Determine the calcium carbonate equivalent (CCE) of the following compounds: (amount that has the same neutralizing value as 100 g pure CaCO3) (a) MgO (b) Mg (OH) 2 (c) and CaMg (CO3) 2.

a) 40 g

b) 58 g

c) 184 g

Explanation:

The calcium carbonate equivalent of any compound is calculated by calculating it molar mass.
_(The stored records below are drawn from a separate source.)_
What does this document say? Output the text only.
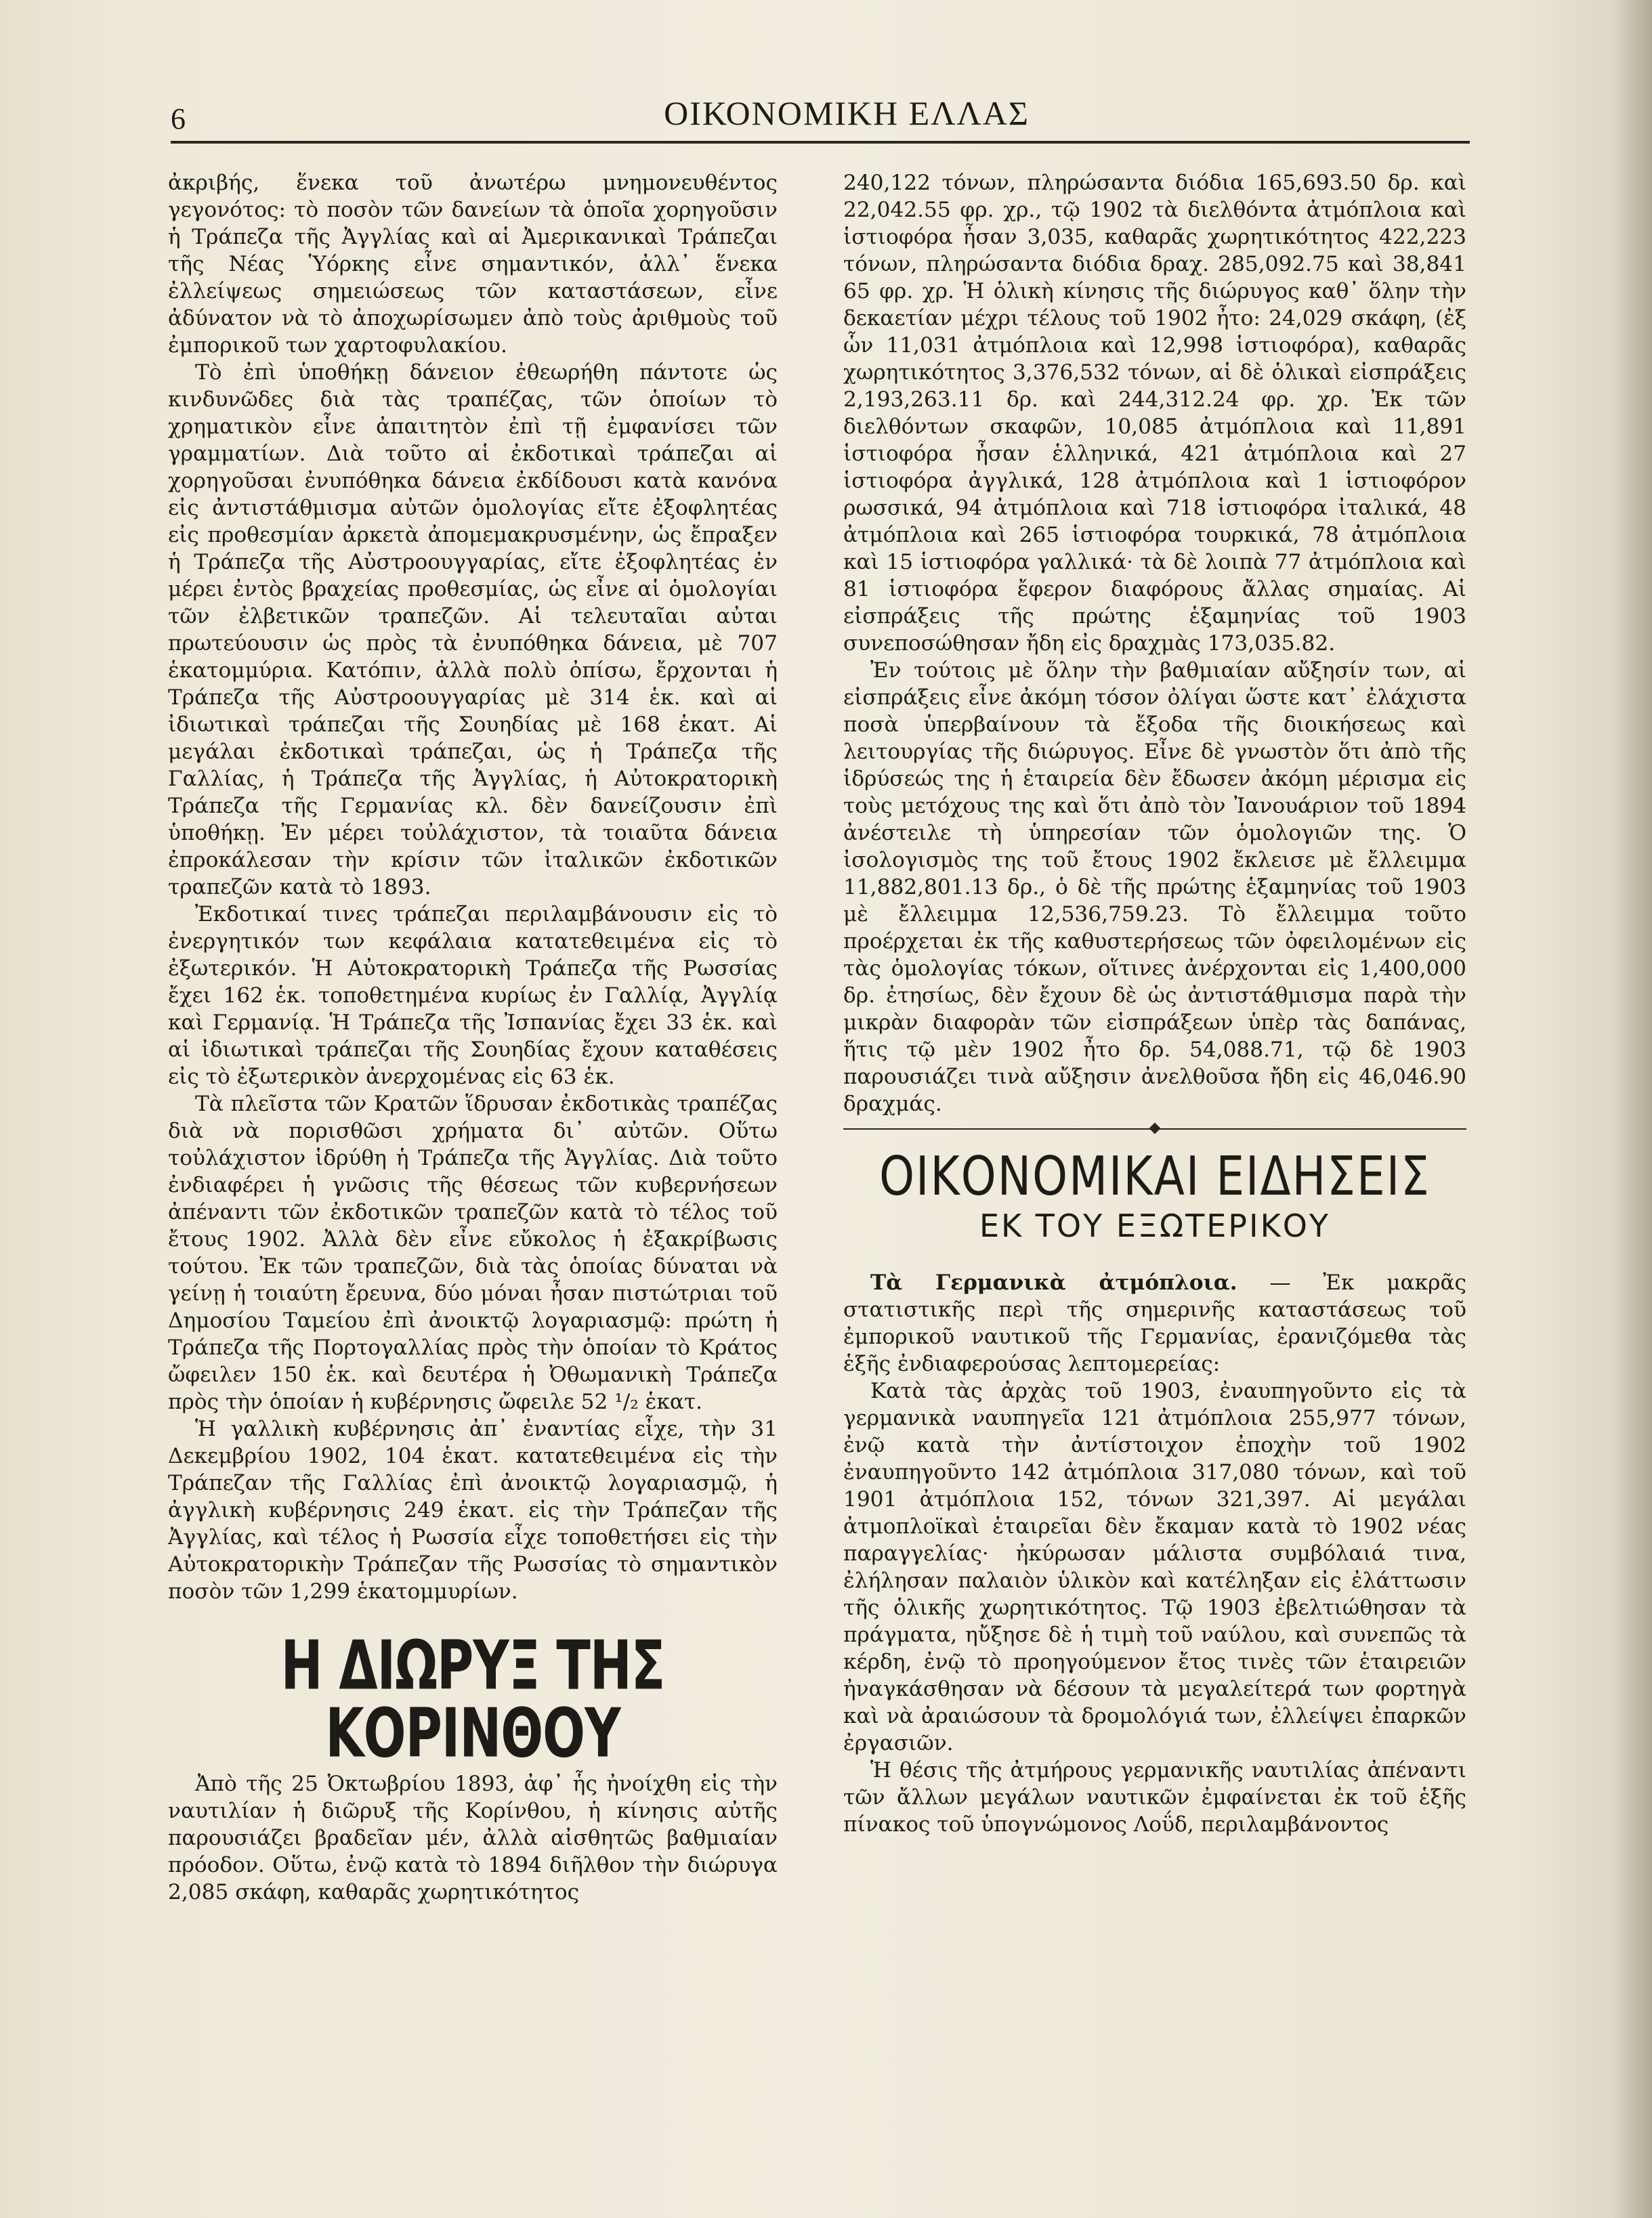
6	ΟΙΚΟΝΟΜΙΚΗ ΕΛΛΑΣ

ἀκριβής, ἕνεκα τοῦ ἀνωτέρω μνημονευθέντος γεγονότος: τὸ ποσὸν τῶν δανείων τὰ ὁποῖα χορηγοῦσιν ἡ Τράπεζα τῆς Ἀγγλίας καὶ αἱ Ἀμερικανικαὶ Τράπεζαι τῆς Νέας Ὑόρκης εἶνε σημαντικόν, ἀλλ᾿ ἕνεκα ἐλλείψεως σημειώσεως τῶν καταστάσεων, εἶνε ἀδύνατον νὰ τὸ ἀποχωρίσωμεν ἀπὸ τοὺς ἀριθμοὺς τοῦ ἐμπορικοῦ των χαρτοφυλακίου.

Τὸ ἐπὶ ὑποθήκῃ δάνειον ἐθεωρήθη πάντοτε ὡς κινδυνῶδες διὰ τὰς τραπέζας, τῶν ὁποίων τὸ χρηματικὸν εἶνε ἀπαιτητὸν ἐπὶ τῇ ἐμφανίσει τῶν γραμματίων. Διὰ τοῦτο αἱ ἐκδοτικαὶ τράπεζαι αἱ χορηγοῦσαι ἐνυπόθηκα δάνεια ἐκδίδουσι κατὰ κανόνα εἰς ἀντιστάθμισμα αὐτῶν ὁμολογίας εἴτε ἐξοφλητέας εἰς προθεσμίαν ἀρκετὰ ἀπομεμακρυσμένην, ὡς ἔπραξεν ἡ Τράπεζα τῆς Αὐστροουγγαρίας, εἴτε ἐξοφλητέας ἐν μέρει ἐντὸς βραχείας προθεσμίας, ὡς εἶνε αἱ ὁμολογίαι τῶν ἐλβετικῶν τραπεζῶν. Αἱ τελευταῖαι αὐται πρωτεύουσιν ὡς πρὸς τὰ ἐνυπόθηκα δάνεια, μὲ 707 ἑκατομμύρια. Κατόπιν, ἀλλὰ πολὺ ὀπίσω, ἔρχονται ἡ Τράπεζα τῆς Αὐστροουγγαρίας μὲ 314 ἑκ. καὶ αἱ ἰδιωτικαὶ τράπεζαι τῆς Σουηδίας μὲ 168 ἑκατ. Αἱ μεγάλαι ἐκδοτικαὶ τράπεζαι, ὡς ἡ Τράπεζα τῆς Γαλλίας, ἡ Τράπεζα τῆς Ἀγγλίας, ἡ Αὐτοκρατορικὴ Τράπεζα τῆς Γερμανίας κλ. δὲν δανείζουσιν ἐπὶ ὑποθήκῃ. Ἐν μέρει τοὐλάχιστον, τὰ τοιαῦτα δάνεια ἐπροκάλεσαν τὴν κρίσιν τῶν ἰταλικῶν ἐκδοτικῶν τραπεζῶν κατὰ τὸ 1893.

Ἐκδοτικαί τινες τράπεζαι περιλαμβάνουσιν εἰς τὸ ἐνεργητικόν των κεφάλαια κατατεθειμένα εἰς τὸ ἐξωτερικόν. Ἡ Αὐτοκρατορικὴ Τράπεζα τῆς Ρωσσίας ἔχει 162 ἑκ. τοποθετημένα κυρίως ἐν Γαλλίᾳ, Ἀγγλίᾳ καὶ Γερμανίᾳ. Ἡ Τράπεζα τῆς Ἰσπανίας ἔχει 33 ἑκ. καὶ αἱ ἰδιωτικαὶ τράπεζαι τῆς Σουηδίας ἔχουν καταθέσεις εἰς τὸ ἐξωτερικὸν ἀνερχομένας εἰς 63 ἑκ.

Τὰ πλεῖστα τῶν Κρατῶν ἵδρυσαν ἐκδοτικὰς τραπέζας διὰ νὰ πορισθῶσι χρήματα δι᾿ αὐτῶν. Οὕτω τοὐλάχιστον ἱδρύθη ἡ Τράπεζα τῆς Ἀγγλίας. Διὰ τοῦτο ἐνδιαφέρει ἡ γνῶσις τῆς θέσεως τῶν κυβερνήσεων ἀπέναντι τῶν ἐκδοτικῶν τραπεζῶν κατὰ τὸ τέλος τοῦ ἔτους 1902. Ἀλλὰ δὲν εἶνε εὔκολος ἡ ἐξακρίβωσις τούτου. Ἐκ τῶν τραπεζῶν, διὰ τὰς ὁποίας δύναται νὰ γείνῃ ἡ τοιαύτη ἔρευνα, δύο μόναι ἦσαν πιστώτριαι τοῦ Δημοσίου Ταμείου ἐπὶ ἀνοικτῷ λογαριασμῷ: πρώτη ἡ Τράπεζα τῆς Πορτογαλλίας πρὸς τὴν ὁποίαν τὸ Κράτος ὤφειλεν 150 ἑκ. καὶ δευτέρα ἡ Ὀθωμανικὴ Τράπεζα πρὸς τὴν ὁποίαν ἡ κυβέρνησις ὤφειλε 52 ¹/₂ ἑκατ.

Ἡ γαλλικὴ κυβέρνησις ἀπ᾿ ἐναντίας εἶχε, τὴν 31 Δεκεμβρίου 1902, 104 ἑκατ. κατατεθειμένα εἰς τὴν Τράπεζαν τῆς Γαλλίας ἐπὶ ἀνοικτῷ λογαριασμῷ, ἡ ἀγγλικὴ κυβέρνησις 249 ἑκατ. εἰς τὴν Τράπεζαν τῆς Ἀγγλίας, καὶ τέλος ἡ Ρωσσία εἶχε τοποθετήσει εἰς τὴν Αὐτοκρατορικὴν Τράπεζαν τῆς Ρωσσίας τὸ σημαντικὸν ποσὸν τῶν 1,299 ἑκατομμυρίων.

Η ΔΙΩΡΥΞ ΤΗΣ ΚΟΡΙΝΘΟΥ

Ἀπὸ τῆς 25 Ὀκτωβρίου 1893, ἀφ᾿ ἧς ἠνοίχθη εἰς τὴν ναυτιλίαν ἡ διῶρυξ τῆς Κορίνθου, ἡ κίνησις αὐτῆς παρουσιάζει βραδεῖαν μέν, ἀλλὰ αἰσθητῶς βαθμιαίαν πρόοδον. Οὕτω, ἐνῷ κατὰ τὸ 1894 διῆλθον τὴν διώρυγα 2,085 σκάφη, καθαρᾶς χωρητικότητος

240,122 τόνων, πληρώσαντα διόδια 165,693.50 δρ. καὶ 22,042.55 φρ. χρ., τῷ 1902 τὰ διελθόντα ἀτμόπλοια καὶ ἱστιοφόρα ἦσαν 3,035, καθαρᾶς χωρητικότητος 422,223 τόνων, πληρώσαντα διόδια δραχ. 285,092.75 καὶ 38,841 65 φρ. χρ. Ἡ ὁλικὴ κίνησις τῆς διώρυγος καθ᾿ ὅλην τὴν δεκαετίαν μέχρι τέλους τοῦ 1902 ἦτο: 24,029 σκάφη, (ἐξ ὧν 11,031 ἀτμόπλοια καὶ 12,998 ἱστιοφόρα), καθαρᾶς χωρητικότητος 3,376,532 τόνων, αἱ δὲ ὁλικαὶ εἰσπράξεις 2,193,263.11 δρ. καὶ 244,312.24 φρ. χρ. Ἐκ τῶν διελθόντων σκαφῶν, 10,085 ἀτμόπλοια καὶ 11,891 ἱστιοφόρα ἦσαν ἑλληνικά, 421 ἀτμόπλοια καὶ 27 ἱστιοφόρα ἀγγλικά, 128 ἀτμόπλοια καὶ 1 ἱστιοφόρον ρωσσικά, 94 ἀτμόπλοια καὶ 718 ἱστιοφόρα ἰταλικά, 48 ἀτμόπλοια καὶ 265 ἱστιοφόρα τουρκικά, 78 ἀτμόπλοια καὶ 15 ἱστιοφόρα γαλλικά· τὰ δὲ λοιπὰ 77 ἀτμόπλοια καὶ 81 ἱστιοφόρα ἔφερον διαφόρους ἄλλας σημαίας. Αἱ εἰσπράξεις τῆς πρώτης ἑξαμηνίας τοῦ 1903 συνεποσώθησαν ἤδη εἰς δραχμὰς 173,035.82.

Ἐν τούτοις μὲ ὅλην τὴν βαθμιαίαν αὔξησίν των, αἱ εἰσπράξεις εἶνε ἀκόμη τόσον ὀλίγαι ὥστε κατ᾿ ἐλάχιστα ποσὰ ὑπερβαίνουν τὰ ἔξοδα τῆς διοικήσεως καὶ λειτουργίας τῆς διώρυγος. Εἶνε δὲ γνωστὸν ὅτι ἀπὸ τῆς ἱδρύσεώς της ἡ ἑταιρεία δὲν ἔδωσεν ἀκόμη μέρισμα εἰς τοὺς μετόχους της καὶ ὅτι ἀπὸ τὸν Ἰανουάριον τοῦ 1894 ἀνέστειλε τὴ ὑπηρεσίαν τῶν ὁμολογιῶν της. Ὁ ἰσολογισμὸς της τοῦ ἔτους 1902 ἔκλεισε μὲ ἔλλειμμα 11,882,801.13 δρ., ὁ δὲ τῆς πρώτης ἑξαμηνίας τοῦ 1903 μὲ ἔλλειμμα 12,536,759.23. Τὸ ἔλλειμμα τοῦτο προέρχεται ἐκ τῆς καθυστερήσεως τῶν ὀφειλομένων εἰς τὰς ὁμολογίας τόκων, οἵτινες ἀνέρχονται εἰς 1,400,000 δρ. ἐτησίως, δὲν ἔχουν δὲ ὡς ἀντιστάθμισμα παρὰ τὴν μικρὰν διαφορὰν τῶν εἰσπράξεων ὑπὲρ τὰς δαπάνας, ἥτις τῷ μὲν 1902 ἦτο δρ. 54,088.71, τῷ δὲ 1903 παρουσιάζει τινὰ αὔξησιν ἀνελθοῦσα ἤδη εἰς 46,046.90 δραχμάς.

ΟΙΚΟΝΟΜΙΚΑΙ ΕΙΔΗΣΕΙΣ
ΕΚ ΤΟΥ ΕΞΩΤΕΡΙΚΟΥ

Τὰ Γερμανικὰ ἀτμόπλοια. — Ἐκ μακρᾶς στατιστικῆς περὶ τῆς σημερινῆς καταστάσεως τοῦ ἐμπορικοῦ ναυτικοῦ τῆς Γερμανίας, ἐρανιζόμεθα τὰς ἑξῆς ἐνδιαφερούσας λεπτομερείας:

Κατὰ τὰς ἀρχὰς τοῦ 1903, ἐναυπηγοῦντο εἰς τὰ γερμανικὰ ναυπηγεῖα 121 ἀτμόπλοια 255,977 τόνων, ἐνῷ κατὰ τὴν ἀντίστοιχον ἐποχὴν τοῦ 1902 ἐναυπηγοῦντο 142 ἀτμόπλοια 317,080 τόνων, καὶ τοῦ 1901 ἀτμόπλοια 152, τόνων 321,397. Αἱ μεγάλαι ἀτμοπλοϊκαὶ ἑταιρεῖαι δὲν ἔκαμαν κατὰ τὸ 1902 νέας παραγγελίας· ἠκύρωσαν μάλιστα συμβόλαιά τινα, ἐλήλησαν παλαιὸν ὑλικὸν καὶ κατέληξαν εἰς ἐλάττωσιν τῆς ὁλικῆς χωρητικότητος. Τῷ 1903 ἐβελτιώθησαν τὰ πράγματα, ηὔξησε δὲ ἡ τιμὴ τοῦ ναύλου, καὶ συνεπῶς τὰ κέρδη, ἐνῷ τὸ προηγούμενον ἔτος τινὲς τῶν ἑταιρειῶν ἠναγκάσθησαν νὰ δέσουν τὰ μεγαλείτερά των φορτηγὰ καὶ νὰ ἀραιώσουν τὰ δρομολόγιά των, ἐλλείψει ἐπαρκῶν ἐργασιῶν.

Ἡ θέσις τῆς ἀτμήρους γερμανικῆς ναυτιλίας ἀπέναντι τῶν ἄλλων μεγάλων ναυτικῶν ἐμφαίνεται ἐκ τοῦ ἑξῆς πίνακος τοῦ ὑπογνώμονος Λοΰδ, περιλαμβάνοντος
The molar mass of the compound is the calcium carbonate equivalent as it corresponds to 1 mole of the compound and equals to one mole of calcium carbonate then.

a) MgO

Atomic mass of Mg = 24

Atomic mass of O = 16

Molar mass = CCE = 24+16 = 40 g

b) Mg (OH) ₂

Atomic mass of Mg = 24

Atomic mass of O = 16

Atomic mass of H = 1

Molar mass of Mg (OH) ₂ = CCE = 24 + (2X16) + 2 (X1) = 58g

c) CaMg (CO₃) 2

Atomic mass of Mg = 24

Atomic mass of O = 16

Atomic mass of C = 12

Atomic mass of Ca = 40

Molar mass = CCE = 40 + 24 + (2X12) + (6X16) = 184 g.